We're a non-profit, building
in public, for the long term.
The BantuLanguages Initiative is a non-profit founded in 2026 in Central Africa, building the AI infrastructure that Bantu languages are missing — datasets, models, and tools, released in the open.
- Founded 01
- 2026
- Status 02
- Non-profit
- Based 03
- Brazzaville · Kinshasa
- License 04
- CC-BY-4.0
How it started.
The BantuLanguages Initiative began as a quiet realization, repeated across kitchens, classrooms and code editors: the largest AI systems in the world were not built with us in mind. Not maliciously — just as a default. The data wasn't there. The benchmarks weren't there. The infrastructure wasn't there.
In early 2026, a small group of researchers, engineers and linguists decided that someone had to start building it. Not as a side project. Not under a corporate roadmap. As a genuine public good, governed transparently, owned by the community.

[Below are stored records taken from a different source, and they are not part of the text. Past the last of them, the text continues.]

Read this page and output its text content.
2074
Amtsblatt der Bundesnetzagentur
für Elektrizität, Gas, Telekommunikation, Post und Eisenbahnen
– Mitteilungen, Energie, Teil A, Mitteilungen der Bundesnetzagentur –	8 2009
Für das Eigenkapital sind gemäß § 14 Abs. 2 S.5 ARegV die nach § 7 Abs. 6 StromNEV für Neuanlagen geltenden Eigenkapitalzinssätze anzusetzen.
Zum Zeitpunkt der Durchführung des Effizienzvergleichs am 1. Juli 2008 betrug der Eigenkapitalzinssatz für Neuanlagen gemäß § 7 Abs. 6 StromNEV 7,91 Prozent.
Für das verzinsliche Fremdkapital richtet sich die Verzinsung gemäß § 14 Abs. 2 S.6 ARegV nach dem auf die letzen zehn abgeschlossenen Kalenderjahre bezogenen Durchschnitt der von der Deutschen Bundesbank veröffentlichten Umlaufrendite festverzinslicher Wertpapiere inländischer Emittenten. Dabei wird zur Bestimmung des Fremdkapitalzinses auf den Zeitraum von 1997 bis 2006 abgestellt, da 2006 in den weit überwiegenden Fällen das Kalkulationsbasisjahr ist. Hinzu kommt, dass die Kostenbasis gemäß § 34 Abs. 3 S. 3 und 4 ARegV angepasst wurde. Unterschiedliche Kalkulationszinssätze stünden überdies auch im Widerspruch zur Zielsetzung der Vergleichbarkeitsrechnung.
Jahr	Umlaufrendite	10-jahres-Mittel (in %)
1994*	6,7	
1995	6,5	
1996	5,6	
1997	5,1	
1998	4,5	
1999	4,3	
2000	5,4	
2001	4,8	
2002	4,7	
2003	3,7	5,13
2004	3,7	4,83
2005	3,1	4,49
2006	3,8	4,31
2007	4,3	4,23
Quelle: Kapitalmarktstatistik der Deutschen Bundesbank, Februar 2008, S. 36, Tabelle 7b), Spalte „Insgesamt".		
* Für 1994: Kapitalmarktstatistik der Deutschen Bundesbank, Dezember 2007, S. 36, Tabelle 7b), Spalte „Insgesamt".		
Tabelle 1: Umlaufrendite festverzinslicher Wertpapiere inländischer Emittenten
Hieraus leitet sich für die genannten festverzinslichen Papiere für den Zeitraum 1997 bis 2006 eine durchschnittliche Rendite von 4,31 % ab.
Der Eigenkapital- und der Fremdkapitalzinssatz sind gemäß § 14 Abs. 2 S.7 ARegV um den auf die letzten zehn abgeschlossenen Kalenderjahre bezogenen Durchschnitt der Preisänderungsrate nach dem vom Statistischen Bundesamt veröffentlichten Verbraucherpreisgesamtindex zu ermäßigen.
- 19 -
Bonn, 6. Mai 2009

The initiative is rooted in Central Africa — with founding hubs in Brazzaville and Kinshasa — and works in the open with contributors and partners across the continent and the diaspora. Our first commitment is Lingala. Our long horizon is the entire Bantu family — and from there, the rest of the continent's languages.
Four rules we hold to.
Open by default
Datasets, code, models, governance — all public, all licensed for reuse. If we can't share it, we don't ship it.
Communities first
Languages belong to the people who speak them. Contributors are credited, communities consulted, value returned.
Quality over noise
We'd rather release one well-documented dataset than ten unusable scrapes. Reproducibility is the bar.
Long horizon
This is decade-scale work. We measure success in foundations laid, not in vanity benchmarks.
A community in formation.
We're in our founding phase. Names will appear on this page as the team forms in public.